Le phénomène ne résulte-t-il pas d’une préférence des jeunes pour les études professionnalisantes ?
Les élèves ont une vision lointaine des sciences fondamentales. L’identification professionnelle des filières universitaires, hormis la première année des études médicales qui compte près de 35000 étudiants, soit autant que les étudiants en sciences fondamentales (classes prépa comprises !), est moins bonne que celle des filières courtes, type IUT [instituts universitaires de technologie] ou STS [section de technicien supérieur], voire les écoles d’ingénieurs recrutant à bac+0. Ces filières demeurent d’ailleurs tout à fait attractives. Une part significative de leurs étudiants poursuivent leurs études à l’université, et viennent ainsi gonfler les rangs de la troisième année de licence et du master.

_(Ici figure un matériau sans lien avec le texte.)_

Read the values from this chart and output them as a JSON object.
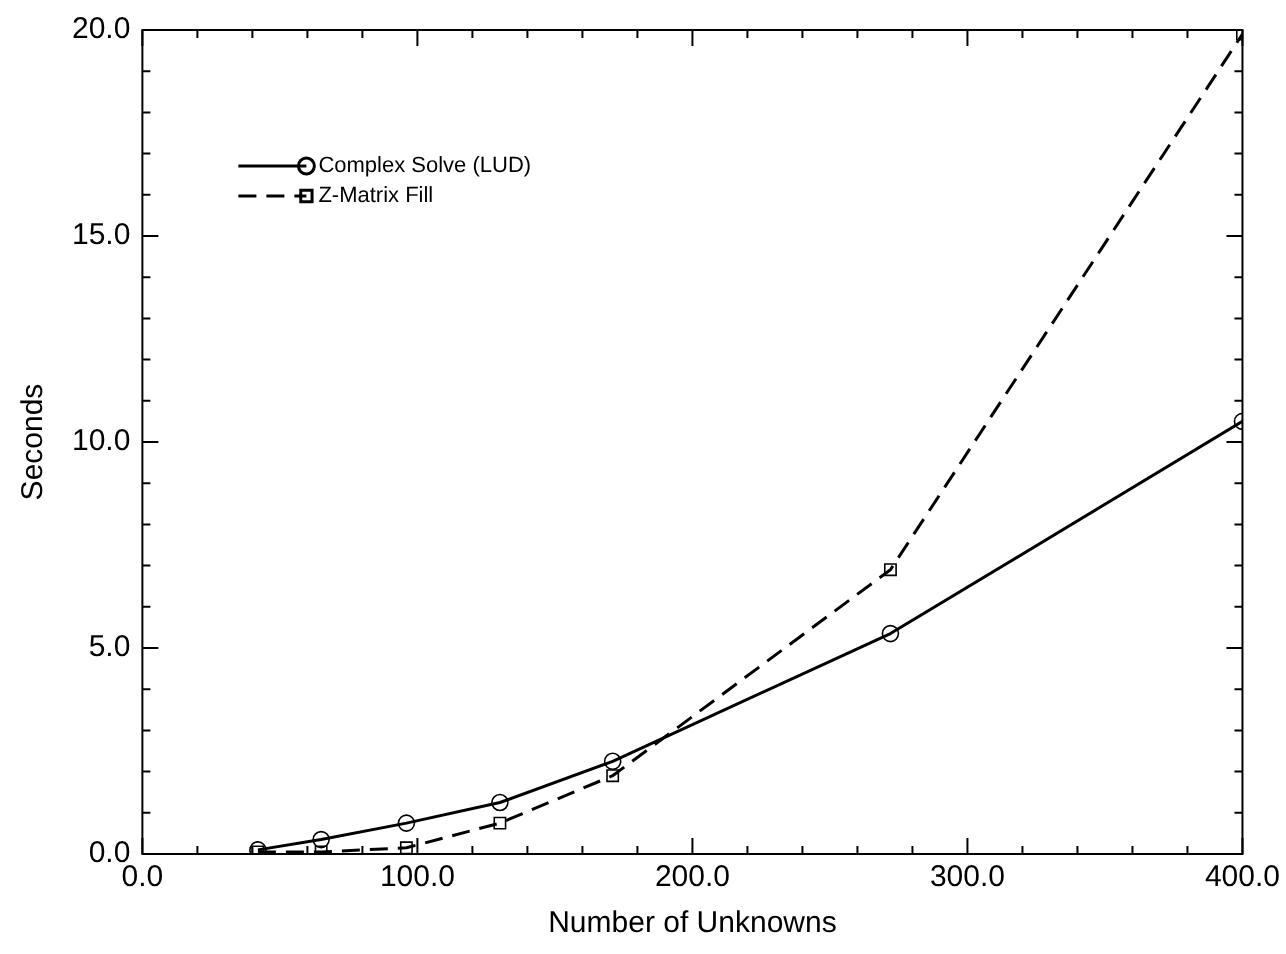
{
  "chart_data": {
    "type": "line",
    "xlabel": "Number of Unknowns",
    "ylabel": "Seconds",
    "xlim": [
      0,
      400
    ],
    "ylim": [
      0,
      20
    ],
    "xticks": [
      {
        "value": 0,
        "label": "0.0"
      },
      {
        "value": 100,
        "label": "100.0"
      },
      {
        "value": 200,
        "label": "200.0"
      },
      {
        "value": 300,
        "label": "300.0"
      },
      {
        "value": 400,
        "label": "400.0"
      }
    ],
    "yticks": [
      {
        "value": 0,
        "label": "0.0"
      },
      {
        "value": 5,
        "label": "5.0"
      },
      {
        "value": 10,
        "label": "10.0"
      },
      {
        "value": 15,
        "label": "15.0"
      },
      {
        "value": 20,
        "label": "20.0"
      }
    ],
    "grid": false,
    "legend": "top left",
    "series": [
      {
        "name": "Complex Solve (LUD)",
        "color": "#000000",
        "marker": "circle",
        "line_style": "solid",
        "x": [
          42,
          65,
          96,
          130,
          171,
          272,
          400
        ],
        "values": [
          0.1,
          0.35,
          0.75,
          1.25,
          2.25,
          5.35,
          10.5
        ]
      },
      {
        "name": "Z-Matrix Fill",
        "color": "#000000",
        "marker": "square",
        "line_style": "dashed",
        "x": [
          42,
          65,
          96,
          130,
          171,
          272,
          400
        ],
        "values": [
          0.05,
          0.05,
          0.15,
          0.75,
          1.9,
          6.9,
          19.9
        ]
      }
    ]
  }
}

L’école est-elle responsable ?
L’institution scolaire sait, et a toujours su, former de très bons ingénieurs. Elle n’a certainement pas réussi historiquement à former aussi bien les commerciaux et les chercheurs. Mais on paye aujourd’hui un enseignement scientifique traditionnellement parcellisé. Avec trois disciplines différentes - mathématiques, biologie et physique-chimie -, et une discipline technologique, les élèves ne voient pas la dimension transversale des sciences. D’où les expérimentations visant à globaliser les enseignements, telles que les modules d’exploration en 2de, l’accompagnement personnalisé, ou, dans le « plan sciences », la généralisation de l’enseignement intégré des sciences et technologies. C’est en globalisant l’enseignement des sciences sur des fondamentaux solides que l’école parviendra à susciter du rêve et des passions autour des sciences. Dans les années 1950-1970, les grands projets, nucléaires, ferroviaires, aérospatiaux, ont drainé des vagues d’ingénieurs de très haut niveau. Aujourd’hui, les défis technologiques et industriels qui s’ouvrent à nous sont immenses, mais ils n’émerveillent pas la jeunesse. Face à ces défis, il faut aussi miser sur la voie technologique du lycée, qui renferme un potentiel sous-exploité, et encourager ses élèves à poursuivre leurs études à un niveau bac+5.

Le marché du travail y est-il aussi pour quelque chose ?
Les ingénieurs ont-ils encore une place au sein de l’entreprise ? Est-il possible, aujourd’hui, de faire carrière en tant qu’ingénieur non « manager » dans l’industrie ? Je n’en suis pas sûr. Si les jeunes sont prêts à faire des études longues, il doivent bénéficier d’un retour sur investissement.